On her desk is a stack of requests from her subjects, asking for advice on handling a crop failure, assistance in choosing where to build the anti-Gerudo outposts, and, naturally, a complaint about a stolen cucco. In the top drawer is an earnest yet anonymous marriage proposal over which she and Ruto still giggle.

The castle, such as it is, has been silent for hours. Wetting her fingers, she extinguishes her candle and dresses herself in the dark. Once she has tugged the last wrapping tight and retrieved her harp, she slips out the open window. The spell remains unspoken. Tonight she needs no intermediaries.

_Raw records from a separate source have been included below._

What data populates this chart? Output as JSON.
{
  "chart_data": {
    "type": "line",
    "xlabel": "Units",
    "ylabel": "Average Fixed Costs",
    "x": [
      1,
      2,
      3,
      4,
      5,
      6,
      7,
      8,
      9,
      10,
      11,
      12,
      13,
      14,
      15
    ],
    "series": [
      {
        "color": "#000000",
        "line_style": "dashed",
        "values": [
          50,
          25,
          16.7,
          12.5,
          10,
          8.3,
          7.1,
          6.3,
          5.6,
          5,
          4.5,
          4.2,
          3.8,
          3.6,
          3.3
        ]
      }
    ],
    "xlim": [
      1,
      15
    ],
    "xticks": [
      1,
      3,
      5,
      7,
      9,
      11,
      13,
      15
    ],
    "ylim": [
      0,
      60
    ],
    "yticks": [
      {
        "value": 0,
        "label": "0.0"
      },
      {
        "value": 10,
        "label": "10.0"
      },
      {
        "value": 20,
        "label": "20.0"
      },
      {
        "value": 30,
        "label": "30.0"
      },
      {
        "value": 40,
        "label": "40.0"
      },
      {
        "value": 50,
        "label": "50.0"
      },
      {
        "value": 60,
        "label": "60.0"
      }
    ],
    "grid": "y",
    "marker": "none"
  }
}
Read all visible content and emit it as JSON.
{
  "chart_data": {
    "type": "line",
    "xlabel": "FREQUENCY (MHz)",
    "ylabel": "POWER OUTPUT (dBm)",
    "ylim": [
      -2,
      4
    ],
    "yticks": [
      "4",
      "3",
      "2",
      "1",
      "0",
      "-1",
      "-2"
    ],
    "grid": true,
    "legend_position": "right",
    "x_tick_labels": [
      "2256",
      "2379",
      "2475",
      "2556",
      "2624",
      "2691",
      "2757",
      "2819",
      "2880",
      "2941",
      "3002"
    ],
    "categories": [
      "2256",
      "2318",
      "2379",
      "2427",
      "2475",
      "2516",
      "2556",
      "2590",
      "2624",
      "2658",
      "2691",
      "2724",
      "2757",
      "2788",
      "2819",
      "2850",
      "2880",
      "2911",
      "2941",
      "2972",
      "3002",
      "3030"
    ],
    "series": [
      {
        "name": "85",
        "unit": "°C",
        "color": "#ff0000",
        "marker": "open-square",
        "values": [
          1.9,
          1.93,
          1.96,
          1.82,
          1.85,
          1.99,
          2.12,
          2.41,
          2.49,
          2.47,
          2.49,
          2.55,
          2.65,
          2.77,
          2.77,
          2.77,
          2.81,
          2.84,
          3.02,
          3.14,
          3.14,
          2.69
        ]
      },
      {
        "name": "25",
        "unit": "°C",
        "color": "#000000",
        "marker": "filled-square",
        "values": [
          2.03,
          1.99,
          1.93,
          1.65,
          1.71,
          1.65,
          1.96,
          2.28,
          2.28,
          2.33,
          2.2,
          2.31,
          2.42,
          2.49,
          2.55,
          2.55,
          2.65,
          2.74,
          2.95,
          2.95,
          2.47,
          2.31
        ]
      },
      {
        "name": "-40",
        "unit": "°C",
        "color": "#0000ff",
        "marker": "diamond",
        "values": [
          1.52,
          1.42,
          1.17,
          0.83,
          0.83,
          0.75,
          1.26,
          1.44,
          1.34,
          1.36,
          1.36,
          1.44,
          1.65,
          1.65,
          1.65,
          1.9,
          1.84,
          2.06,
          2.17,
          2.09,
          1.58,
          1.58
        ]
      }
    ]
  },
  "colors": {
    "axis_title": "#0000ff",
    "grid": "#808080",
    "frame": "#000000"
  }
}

She sets out without a destination, but her feet lead her to a crag overlooking the ruin and the garden. Settling herself against the rock, she lets her fingers meander over her strings. She considers playing her lullaby, or perhaps the melody that first unlocked the temple, then realizes that her strumming is producing its own pleasant tune. She intends to enjoy it.

When Ruto's form, silver in the moonlight, appears in the field, she keeps playing. Princesses have to trust each other to understand. So do runaways and survivors and little girls who learned how to make their own choices. So do friends.

"Did you grow these flowers?" asks the Zora, kneeling beside the garden. "They're beautiful."

They are. And she's ready to accept that.